We present a deep learning-based multi-task approach for head pose estimation in images. We contribute with a network architecture and training strategy that harness the strong dependencies among face pose, alignment and visibility, to produce a top performing model for all three tasks. Our architecture is an encoder-decoder CNN with residual blocks and lateral skip connections. We show that the combination of head pose estimation and landmark-based face alignment significantly improve the performance of the former task. Further, the location of the pose task at the bottleneck layer, at the end of the encoder, and that of tasks depending on spatial information, such as visibility and alignment, in the final decoder layer, also contribute to increase the final performance. In the experiments conducted the proposed model outperforms the state-of-the-art in the face pose and visibility tasks. By including a final landmark regression step it also produces face alignment results on par with the state-of-the-art.

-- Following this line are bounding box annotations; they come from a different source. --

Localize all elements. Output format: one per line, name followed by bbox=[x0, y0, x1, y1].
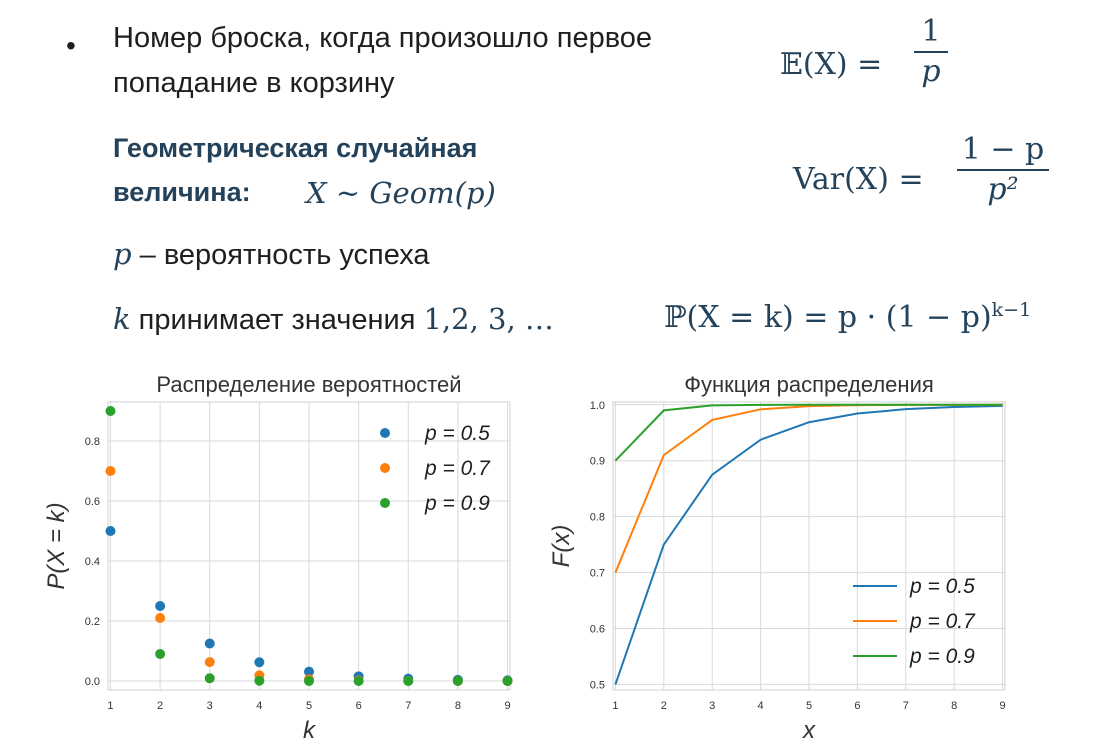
pmf-formula: ℙ(X = k) = p · (1 − p)k−1 bbox=[664, 299, 1031, 335]
y-tick-label: 0.8 bbox=[590, 512, 605, 524]
legend-label: p = 0.9 bbox=[424, 492, 490, 515]
x-axis-label: k bbox=[303, 717, 317, 744]
data-point bbox=[105, 526, 116, 536]
y-tick-label: 0.0 bbox=[85, 676, 100, 688]
chart-title: Распределение вероятностей bbox=[156, 372, 461, 397]
expectation-lhs: 𝔼(X) = bbox=[780, 47, 883, 82]
x-tick-label: 4 bbox=[758, 700, 764, 712]
variance-numerator: 1 − p bbox=[961, 132, 1045, 167]
data-point bbox=[105, 466, 116, 476]
x-tick-label: 9 bbox=[504, 700, 510, 712]
data-point bbox=[304, 675, 314, 686]
legend-marker bbox=[380, 498, 390, 508]
x-tick-label: 1 bbox=[612, 700, 618, 712]
variance-denominator: p² bbox=[987, 172, 1019, 207]
data-point bbox=[155, 601, 166, 611]
data-point bbox=[105, 406, 116, 416]
legend-label: p = 0.9 bbox=[909, 645, 975, 668]
fraction-bar bbox=[914, 51, 948, 53]
data-point bbox=[304, 666, 314, 677]
expectation-fraction: 1 p bbox=[914, 15, 948, 89]
series-line bbox=[614, 404, 1003, 685]
x-tick-label: 7 bbox=[903, 700, 909, 712]
series-line bbox=[614, 403, 1003, 462]
legend-label: p = 0.5 bbox=[424, 422, 490, 445]
x-tick-label: 4 bbox=[256, 700, 262, 712]
x-axis-label: x bbox=[802, 717, 816, 744]
x-tick-label: 6 bbox=[356, 700, 362, 712]
data-point bbox=[353, 676, 364, 686]
legend-marker bbox=[380, 428, 390, 438]
support-text: принимает значения bbox=[130, 304, 424, 336]
data-point bbox=[155, 649, 166, 659]
data-point bbox=[452, 676, 463, 686]
param-line: p – вероятность успеха bbox=[113, 237, 430, 272]
slide-text: • Номер броска, когда произошло первое п… bbox=[0, 0, 1103, 350]
legend-marker bbox=[380, 463, 390, 473]
x-tick-label: 6 bbox=[854, 700, 860, 712]
chart-title: Функция распределения bbox=[684, 372, 934, 397]
data-point bbox=[204, 673, 215, 684]
pmf-lhs: ℙ(X = k) = p · (1 − p) bbox=[664, 300, 992, 335]
y-tick-label: 0.8 bbox=[85, 436, 100, 448]
bullet-line-2: попадание в корзину bbox=[113, 67, 395, 99]
support-values: 1,2, 3, … bbox=[423, 302, 554, 336]
bullet-dot: • bbox=[66, 30, 76, 61]
definition-line-1: Геометрическая случайная bbox=[113, 133, 478, 163]
data-point bbox=[254, 675, 265, 686]
x-tick-label: 2 bbox=[661, 700, 667, 712]
x-tick-label: 1 bbox=[107, 700, 113, 712]
y-tick-label: 1.0 bbox=[590, 400, 605, 412]
x-tick-label: 5 bbox=[806, 700, 812, 712]
legend-label: p = 0.5 bbox=[909, 575, 975, 598]
x-tick-label: 2 bbox=[157, 700, 163, 712]
param-symbol: p bbox=[113, 237, 132, 271]
data-point bbox=[403, 676, 414, 686]
plot-frame bbox=[107, 401, 511, 691]
plot-frame bbox=[612, 401, 1006, 691]
legend-label: p = 0.7 bbox=[424, 457, 491, 480]
y-tick-label: 0.9 bbox=[590, 456, 605, 468]
y-axis-label: F(x) bbox=[548, 525, 575, 568]
variance-lhs: Var(X) = bbox=[793, 162, 924, 197]
support-line: k принимает значения 1,2, 3, … bbox=[113, 302, 554, 337]
y-tick-label: 0.5 bbox=[590, 679, 605, 691]
y-tick-label: 0.4 bbox=[85, 556, 100, 568]
expectation-numerator: 1 bbox=[921, 14, 941, 49]
param-text: – вероятность успеха bbox=[131, 239, 430, 271]
pmf-exponent: k−1 bbox=[991, 299, 1032, 321]
x-tick-label: 3 bbox=[207, 700, 213, 712]
geom-formula: X ~ Geom(p) bbox=[306, 176, 496, 210]
x-tick-label: 8 bbox=[455, 700, 461, 712]
x-tick-label: 3 bbox=[709, 700, 715, 712]
x-tick-label: 9 bbox=[1000, 700, 1006, 712]
definition-line-2: величина: bbox=[113, 177, 251, 207]
x-tick-label: 5 bbox=[306, 700, 312, 712]
data-point bbox=[204, 657, 215, 668]
y-tick-label: 0.6 bbox=[85, 496, 100, 508]
y-tick-label: 0.7 bbox=[590, 568, 605, 580]
cdf-chart: 1 2 3 4 5 6 7 8 9 0.5 0.6 0.7 0.8 0.9 1.0 Функция распр… bbox=[548, 372, 1006, 744]
pmf-chart: 1 2 3 4 5 6 7 8 9 0.0 0.2 0.4 0.6 0.8 Распределение ве… bbox=[43, 372, 513, 744]
expectation-denominator: p bbox=[921, 54, 941, 89]
fraction-bar bbox=[957, 169, 1049, 171]
variance-fraction: 1 − p p² bbox=[957, 133, 1049, 207]
support-symbol: k bbox=[113, 302, 131, 336]
x-tick-label: 8 bbox=[951, 700, 957, 712]
y-tick-label: 0.2 bbox=[85, 616, 100, 628]
legend-label: p = 0.7 bbox=[909, 610, 976, 633]
data-point bbox=[204, 638, 215, 649]
y-axis-label: P(X = k) bbox=[43, 502, 70, 589]
x-tick-label: 7 bbox=[405, 700, 411, 712]
data-point bbox=[254, 657, 265, 668]
data-point bbox=[502, 676, 513, 686]
y-tick-label: 0.6 bbox=[590, 623, 605, 635]
data-point bbox=[155, 613, 166, 623]
bullet-line-1: Номер броска, когда произошло первое bbox=[113, 22, 653, 54]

我们提出了一种基于深度学习的多任务方法,用于图像中的头部姿势估计。我们贡献了一种网络架构和训练策略,利用面部姿势、对齐和可见性之间的强依赖关系,为所有三个任务生成一个性能卓越的模型。我们的架构是一个具有残差块和横向跳跃连接的编码器-解码器 CNN。我们表明,头部姿势估计和基于地标点的面部对齐的结合显著提高了前者的性能。此外,将姿势任务的位置放在瓶颈层(编码器的末端),以及将依赖于空间信息(如可见性和对齐)的任务放在最终解码器层,也有助于提高最终性能。在进行的实验中,所提出的模型在面部姿势和可见性任务中优于最先进的方法。通过包括最终的地标回归步骤,它还产生了与最先进方法相当的面部对齐结果。